ANOTHER HUMBLING MOMENT
Our pastor knows that I write this blog. He likes to kid me about it in a friendly way, “Isn’t ‘peaceful wife’ an oxymoron?” That same week, he came to Greg and me and said, “April testifies that she is a peaceful wife. What is your opinion?” And, with this huge questioning tone in his voice, Greg said, ”Mostly????” And my pastor laughed so hard.
Wow… that was humbling. It was probably a pretty bad week to ask my husband that question! But I figured my husband would say, “She is a wonderful wife. She’s doing a great job!”
I did keep it together at church and waited to get home to cry. My husband didn’t mean his answer to sound negative – he said he doesn’t want me to feel like I have to be perfect. To me that answer sounded like I was doing a terrible job! Then I remembered all the times we had misunderstandings because I expected him to use the same enthusiastic words and tone of voice I use. That is just how he talks. He didn’t mean I was a failure. And then I thought, ”Awesome. Now my PASTOR is going to think I am a failure. Maybe I really shouldn’t be writing for other women!”
But then God prompted me so quickly, “What are you respecting your husband and submitting to him for? Whom are you trying to please? Your husband? Your pastor? Isn’t MY opinion of you the one that matters the most?”
And I realized -
I am not doing this for my husband or for the praises of people. I am doing it for God.
My disappointment with my husband’s answer and my embarrassment at feeling my reputation could be ruined with my pastor was a great time to check my motives. AND MY PRIDE. Apparently, I was starting to veer off course. And is my pastor really going to be that affected by my husband’s answer? I was probably being quite overly sensitive.
So – Thank You, GOD, for the pop quiz and the motivation checkpoint. I am so grateful for the chance to see some hidden ungodly motives and confess them and repent!
I NEED MY HUSBAND’S LEADERSHIP
Thankfully, Greg decided that particular week was a bit of an anomaly because of all my medical issues/hormones/extra stress from a few specific emails/book stuff. And he told me he supports me continuing on with the blogging ministry. YAY! BUT - he said he wants me to have more BALANCE, and to be sure to put him and our children ahead of the blog stuff.
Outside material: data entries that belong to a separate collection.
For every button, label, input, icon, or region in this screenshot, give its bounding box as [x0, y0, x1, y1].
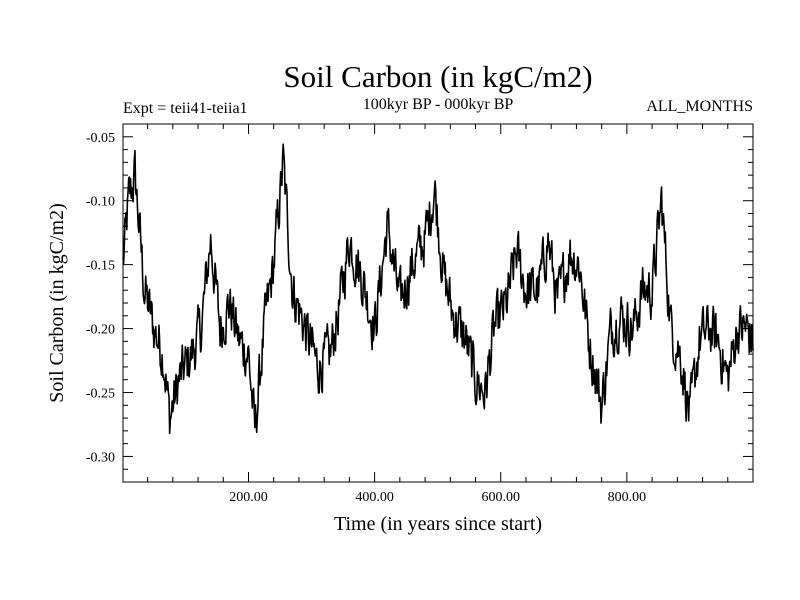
x-tick-label: 400.00 — [355, 490, 394, 505]
y-tick-label: -0.30 — [86, 450, 115, 465]
series-line — [122, 143, 754, 435]
chart-title: Soil Carbon (in kgC/m2) — [283, 59, 592, 94]
y-tick-label: -0.15 — [86, 259, 115, 274]
axis-ticks — [123, 124, 753, 482]
axis-tick-labels: 200.00 400.00 600.00 800.00 -0.30 -0.25 -0.20 -… — [86, 131, 646, 505]
y-tick-label: -0.10 — [86, 195, 115, 210]
y-tick-label: -0.05 — [86, 131, 115, 146]
plot-frame — [122, 123, 754, 483]
chart-subtitle: 100kyr BP - 000kyr BP — [363, 96, 514, 113]
x-tick-label: 200.00 — [229, 490, 268, 505]
x-axis-label: Time (in years since start) — [334, 513, 542, 535]
months-label: ALL_MONTHS — [646, 98, 753, 115]
experiment-label: Expt = teii41-teiia1 — [123, 100, 248, 117]
y-tick-label: -0.20 — [86, 323, 115, 338]
y-axis-label: Soil Carbon (in kgC/m2) — [46, 203, 68, 402]
y-tick-label: -0.25 — [86, 387, 115, 402]
x-tick-label: 800.00 — [608, 490, 647, 505]
x-tick-label: 600.00 — [481, 490, 520, 505]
I completely agree with him.
Unfortunately, I am HORRIBLE at balance and moderation.
I am awesome at obsession or just stopping something altogether. But BALANCING things. UGH. So I asked him what his definition of balance was and told him I am really bad at this! And that I might need his guidance and direction.
We spent a very quiet evening – cuddling in our bed after our children went to bed. Greg told me how much it means for him to just have me there with him, even if he is just watching tv. And I actually relaxed!
If I am left to my own devices, I will run myself into the ground until I CAN’T do anything. Like my friend, Selena, says, “I unbalance easily.”
So I am really thankful that I have a husband who will help me establish balance and help me figure out how to keep him and my children first and not get so consumed by good things that I am missing out on the most important things.
I have been a bit slower in responding to emails this past week. That is because I have been spending time with my friends and my grandmother and my twin sister and my family. Y’all are REALLY important to me! But I hope you can be patient as I learn to get this balance thing going. I do plan to respond to each email, but it could take a few days at times depending on my schedule.
And, please pray about the book. Please pray that God will give me the exact words He wants me to use and the messages He wants me to write. Please pray for it to only be for His glory and His will in His timing by His power and for His purposes. Thank you!
I am thankful that there are moments in life that keep me grounded and humble. I need that!